The price of butter hit a record seasonal high in April, fuelled by consumer demand and limited milk supplies. If you’re concerned by costs, are there alternatives?
Butter prices hit record monthly highs in April following lower than expected milk production, pushing the price 25 per cent higher than it was just a year ago.
But it’s not just milk supply affecting price: consumer demand for fats is growing, pushing the price higher.
Studies re-assessing the link between saturated fats and heart disease have encouraged consumers to re-embrace butter in cooking and baking, Farmers’ Weekly say.
So as the price increases, how concerned should those of us who bake regularly be? And are there any alternatives?
In baking, butter adds tenderness, moistness and smoothness to recipes – and a distinct taste – but, technically, other fats can also fulfil these functions.
So over the years I have experimented with alternatives, often under the guise of trying to be healthier – as nothing puts you off eating your cake than seeing exactly how much butter and sugar goes in it.
I’ve tried oils, cream and the odd vegetable to act as the wet ingredient and to provide the texture. But can anything really replace butter in baking?
What are the alternatives?
Many of the ‘healthier’ recipes I’ve come across – think those you find in ‘raw’, ‘clean’ and Vegan cookbooks – substitute avocados or coconut oil for butter, but on supermarket shelves these are often more expensive than butter.
For a moister and less perishable cake, substitutes such as vegetable oil are more common. I find this works well in chocolate cakes and is cheaper than butter.
— Food Republic (@foodrepublic) February 21, 2016
Rachel Allen has a recipe for a butter-less cake, which i stumbled across at the weekend while looking for a sponge recipe, where water stands in for the wet ingredients – but I’ve not given this a go myself.
In terms of that old popular baking staple, margarine, I can’t say I’ve used it in since the 90s. I got lost in the polyunsaturated, monounsaturated and trans fat battles of that era – and stuck to butter, with an approach of a little and not too often as part of a balanced diet.
(And, yes, I believe that cake can form part of a balanced diet, as long as you are not eating it everyday!)

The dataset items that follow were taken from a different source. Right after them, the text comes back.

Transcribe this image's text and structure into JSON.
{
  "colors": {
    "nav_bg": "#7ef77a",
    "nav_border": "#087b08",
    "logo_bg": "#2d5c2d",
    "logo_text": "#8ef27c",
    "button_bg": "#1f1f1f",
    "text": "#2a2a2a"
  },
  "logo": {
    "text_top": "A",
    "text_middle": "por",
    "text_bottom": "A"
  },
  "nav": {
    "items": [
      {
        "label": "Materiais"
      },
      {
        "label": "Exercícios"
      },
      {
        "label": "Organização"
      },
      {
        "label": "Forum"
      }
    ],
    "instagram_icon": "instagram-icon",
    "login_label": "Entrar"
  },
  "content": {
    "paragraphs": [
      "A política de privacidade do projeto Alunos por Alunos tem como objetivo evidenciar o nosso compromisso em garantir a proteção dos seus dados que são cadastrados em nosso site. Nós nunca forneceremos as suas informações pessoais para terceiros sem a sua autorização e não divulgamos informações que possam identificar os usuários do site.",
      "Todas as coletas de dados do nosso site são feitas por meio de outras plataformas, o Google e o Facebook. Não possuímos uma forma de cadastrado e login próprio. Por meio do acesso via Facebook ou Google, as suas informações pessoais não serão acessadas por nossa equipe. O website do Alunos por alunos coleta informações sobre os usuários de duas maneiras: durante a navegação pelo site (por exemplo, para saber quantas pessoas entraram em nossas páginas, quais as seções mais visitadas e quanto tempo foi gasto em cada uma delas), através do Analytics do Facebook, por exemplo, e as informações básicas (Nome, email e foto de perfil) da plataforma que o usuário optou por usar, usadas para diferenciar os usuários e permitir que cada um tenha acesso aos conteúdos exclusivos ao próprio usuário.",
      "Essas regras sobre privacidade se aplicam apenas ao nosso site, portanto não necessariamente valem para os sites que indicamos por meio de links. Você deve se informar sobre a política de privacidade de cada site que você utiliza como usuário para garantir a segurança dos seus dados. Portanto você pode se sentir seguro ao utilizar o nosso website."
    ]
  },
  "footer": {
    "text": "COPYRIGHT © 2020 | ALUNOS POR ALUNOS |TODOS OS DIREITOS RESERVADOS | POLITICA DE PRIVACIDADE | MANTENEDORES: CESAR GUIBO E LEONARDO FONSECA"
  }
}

Anyway, because of its higher water content, margarine can’t be substituted like-for-like in butter recipes – so it’s not as versatile as you might think.
What about toppings?
Most cakes aren’t complete without a filling or topping, so what are the alternatives to butter here?
A simple glacé icing – of just icing sugar and water mixed together – can make a wonderful sticky glaze on many cakes.
And of course, whipped cream can work wonders on a Victoria sponge, with jam to sweeten.
Melted chocolate too can finish off a cake. I also sometimes use edible flowers on my cakes or just leave them bare.
I am traditionalist when it comes to many cakes, with Mary Berry and Lorraine Pascale being my go-to advisors – so there’s little chance I’ll be giving up butter anytime soon.
Of course, I’ll continue to experiment round the edges with new alternatives where they offer something new to my repertoire.
But I’m used to the reliable taste and texture I get when baking with butter. And if that means paying a bit more for it at the till, I’m prepared for that.
Is butter key to your baking? Or do you use alternatives like avocados?